PricePinion / PricePinion-Backend

This repo is the backend for PricePinion.
https://pricepinion-backend.azurewebsites.net/
0 stars 2 forks source link

Changed project structure. Created our first web scraper for Fred Meyer. #1

Closed maslindc2 closed 5 months ago

maslindc2 commented 5 months ago

Changed Project Structure

I have changed the call structure of the project. In the future this can become our express server for PricePinion or we can keep this as a separate system entirely. We can discuss this further in the future.

Fred Meyer Web Scraper

We can now scrape products from Fred Meyer URLs, as long as they list all of the products for a particular department. Currently we are scraping Baby products and Fresh Vegetables. One thing to note Fred Meyer has a counter of how many products are in a particular department. For Fresh Vegetables, this counter is wrong. Fred Meyer only shows 264 products despite saying 484 products are available for Vegetables.

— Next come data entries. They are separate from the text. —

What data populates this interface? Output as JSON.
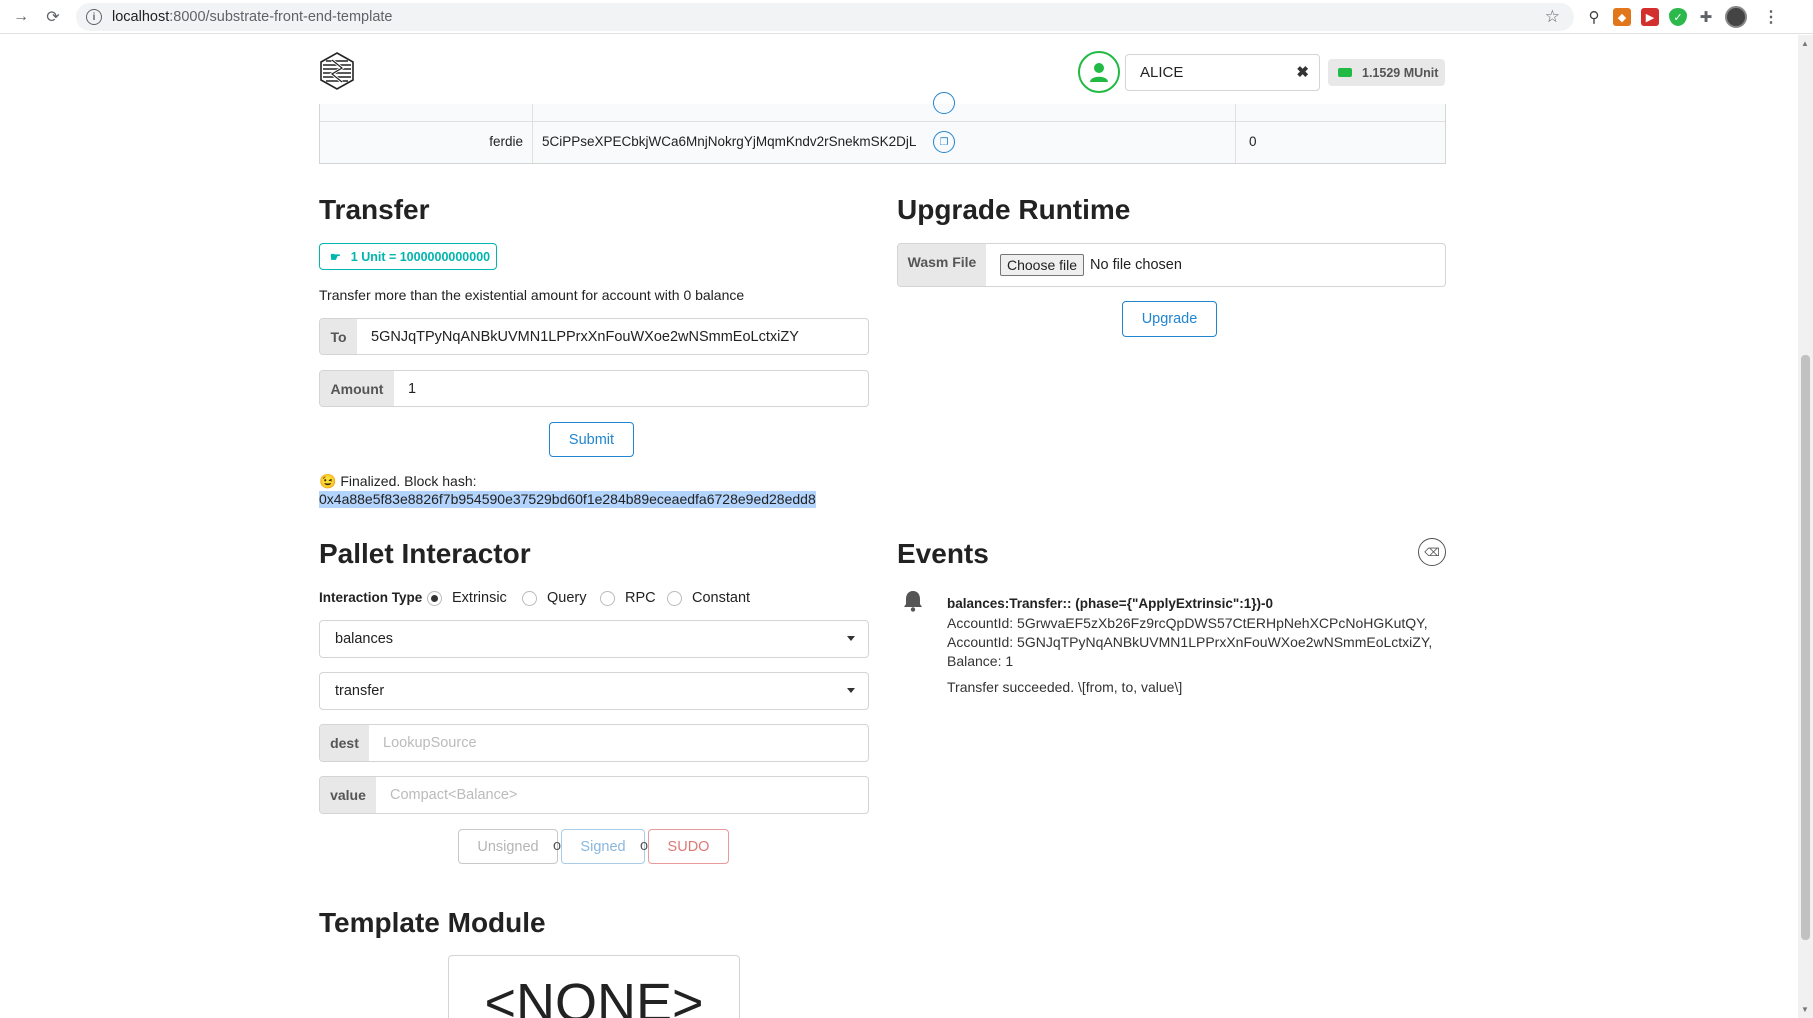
{
  "browser": {
    "url_host": "localhost",
    "url_path": ":8000/substrate-front-end-template"
  },
  "header": {
    "account_name": "ALICE",
    "clear_symbol": "✖",
    "balance": "1.1529 MUnit"
  },
  "accounts_table": {
    "row": {
      "name": "ferdie",
      "address": "5CiPPseXPECbkjWCa6MnjNokrgYjMqmKndv2rSnekmSK2DjL",
      "balance": "0"
    }
  },
  "transfer": {
    "title": "Transfer",
    "unit_label": "1 Unit = 1000000000000",
    "note": "Transfer more than the existential amount for account with 0 balance",
    "to_label": "To",
    "to_value": "5GNJqTPyNqANBkUVMN1LPPrxXnFouWXoe2wNSmmEoLctxiZY",
    "amount_label": "Amount",
    "amount_value": "1",
    "submit_label": "Submit",
    "status_emoji": "😉",
    "status_text": "Finalized. Block hash:",
    "block_hash": "0x4a88e5f83e8826f7b954590e37529bd60f1e284b89eceaedfa6728e9ed28edd8"
  },
  "upgrade": {
    "title": "Upgrade Runtime",
    "file_label": "Wasm File",
    "choose_label": "Choose file",
    "no_file": "No file chosen",
    "button_label": "Upgrade"
  },
  "pallet": {
    "title": "Pallet Interactor",
    "interaction_label": "Interaction Type",
    "types": [
      "Extrinsic",
      "Query",
      "RPC",
      "Constant"
    ],
    "selected_type": "Extrinsic",
    "pallet_value": "balances",
    "call_value": "transfer",
    "dest_label": "dest",
    "dest_placeholder": "LookupSource",
    "value_label": "value",
    "value_placeholder": "Compact<Balance>",
    "unsigned_label": "Unsigned",
    "signed_label": "Signed",
    "sudo_label": "SUDO",
    "or_text": "or"
  },
  "events": {
    "title": "Events",
    "items": [
      {
        "title": "balances:Transfer:: (phase={\"ApplyExtrinsic\":1})-0",
        "lines": [
          "AccountId: 5GrwvaEF5zXb26Fz9rcQpDWS57CtERHpNehXCPcNoHGKutQY,",
          "AccountId: 5GNJqTPyNqANBkUVMN1LPPrxXnFouWXoe2wNSmmEoLctxiZY,",
          "Balance: 1"
        ],
        "doc": "Transfer succeeded. \\[from, to, value\\]"
      }
    ]
  },
  "template_module": {
    "title": "Template Module",
    "value": "<NONE>"
  },
  "colors": {
    "accent_blue": "#2185d0",
    "teal": "#00b5ad",
    "green": "#21ba45",
    "red": "#db2828"
  }
}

Currently each URL is stored to it's own array. Once it finishes, it prints the length for each URL's result array. When you run the program it may take up to 2 minutes to fully scrape both sites.

What's left to fix.

Currently there is a delay issue I have to figure out with Fred Meyer and their loading of products. It's not a problem with Vegetables but for the Baby food it takes an extra second for the final page to load. I have the delay set to 5 seconds, so when you run the code you may see Puppeteer freeze for 5 seconds before closing.